Forcing user login with a token in the URL is disabled by default starting in JupyterHub 5, since it allows users to share fully authenticated links to their own servers, as a potential avenue of XSRF attacks. You can enable it by setting c.HubAuth.allow_token_in_url = True in your single-user environment (e.g. /etc/jupyter/jupyter_server_config.py in a user image or container).

luzhifer April 24, 2025, 7:06am 3

Thank you so much minrk!

Updating the environment variable via c.DockerSpawner.environment.update({"JUPYTERHUB_ALLOW_TOKEN_IN_URL": "1"}) did the trick for me.

It’s crazy that literal days of googling, searching forums and discussing with LLMs did not lead me to Tokens in URLs, Changelog or URL Token parameter now disabled?. Either I messed up big time regarding my search terms or search engine degradation is very real.

Since the token option has been disabled for security reasons:
Are there recommended best practices that I should use instead?

I am not strictly required to authenticate users via token.
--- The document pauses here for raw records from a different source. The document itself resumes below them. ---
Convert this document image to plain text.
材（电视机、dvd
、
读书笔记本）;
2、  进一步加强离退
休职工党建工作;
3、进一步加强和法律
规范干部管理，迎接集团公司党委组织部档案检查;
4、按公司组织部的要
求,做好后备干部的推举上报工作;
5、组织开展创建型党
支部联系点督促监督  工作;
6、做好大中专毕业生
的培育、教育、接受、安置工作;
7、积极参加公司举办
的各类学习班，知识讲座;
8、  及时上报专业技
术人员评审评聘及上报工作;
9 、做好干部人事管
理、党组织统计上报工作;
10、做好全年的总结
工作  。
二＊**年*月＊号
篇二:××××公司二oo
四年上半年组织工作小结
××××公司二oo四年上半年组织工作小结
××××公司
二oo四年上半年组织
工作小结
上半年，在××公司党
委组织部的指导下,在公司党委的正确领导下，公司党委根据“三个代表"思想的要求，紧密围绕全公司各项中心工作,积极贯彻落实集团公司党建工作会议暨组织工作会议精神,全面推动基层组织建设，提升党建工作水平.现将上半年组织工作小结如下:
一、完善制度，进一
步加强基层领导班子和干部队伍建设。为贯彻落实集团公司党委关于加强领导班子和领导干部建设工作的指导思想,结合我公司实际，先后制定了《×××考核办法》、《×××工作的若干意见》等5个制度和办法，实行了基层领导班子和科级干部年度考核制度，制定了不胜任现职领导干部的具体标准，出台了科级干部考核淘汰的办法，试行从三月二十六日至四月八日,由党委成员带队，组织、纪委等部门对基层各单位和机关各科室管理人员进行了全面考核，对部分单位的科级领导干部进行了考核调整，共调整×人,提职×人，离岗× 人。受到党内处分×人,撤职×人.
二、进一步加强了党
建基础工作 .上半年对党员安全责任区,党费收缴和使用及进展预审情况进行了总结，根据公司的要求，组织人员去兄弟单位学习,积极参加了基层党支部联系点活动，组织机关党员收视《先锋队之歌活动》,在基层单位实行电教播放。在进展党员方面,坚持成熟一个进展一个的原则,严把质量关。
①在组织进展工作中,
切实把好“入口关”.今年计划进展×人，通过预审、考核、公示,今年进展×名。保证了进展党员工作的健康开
I just don’t want to force users to interact with two different interfaces to manage servers or log in multiple times.

minrk April 24, 2025, 9:11am 4

I don’t actually have a great answer for this, but we should. The real problem here is that users can get and create API tokens themselves, so they can share links that force other users to login to their server. If, instead, tokens in the URL only accepted tokens you can create (and get consumed so they can’t be re-used), then it would be okay.

Authenticators have the hooks needed to work this way, but the single-user server doesn’t on its own. So a custom Authenticator (not NullAuthenticator) that:

1. sets auto_login = True
2. takes a (not JupyterHub) token from a URL parameter
3. exchanges that for a username with your external service (which consumes the token so it can’t be used twice)

should work for this use case. I’ll see if I can whip up an example.

minrk April 24, 2025, 12:56pm 5

I added an example using an Authenticator that’s almost Null (users can’t try to login), but allows true jupyterhub login via token in URL, but only using tokens issued by your external tool, not any JupyterHub API token.

minrk April 24, 2025, 12:57pm 6

Specifically, this new doc

luzhifer April 24, 2025, 3:58pm 7

Wow, that’s great! It’s amazing how you created such a useful resource for this use case in just a few hours.

Again, thank you so much for this incredibly helpful explanation!

I had a rough idea of what you meant after your reply and had set up the corresponding API endpoints/logic in my service, but I got a little stuck implementing a custom Authenticator for the first time. I’ll try out your implementation first thing tomorrow!

That said, even though I read JupyterHub and OAuth during my research on my issue, your explanation helped me a lot to understand what happens behind the scenes in this specific use case and what I need to set up on both sides when trying to archive a seamless login with an OAuth provider that I run myself. So I might give this variant another shot as well.

I hope that the new doc will soon be available on the official website and that this post will be easy to find on Google until then.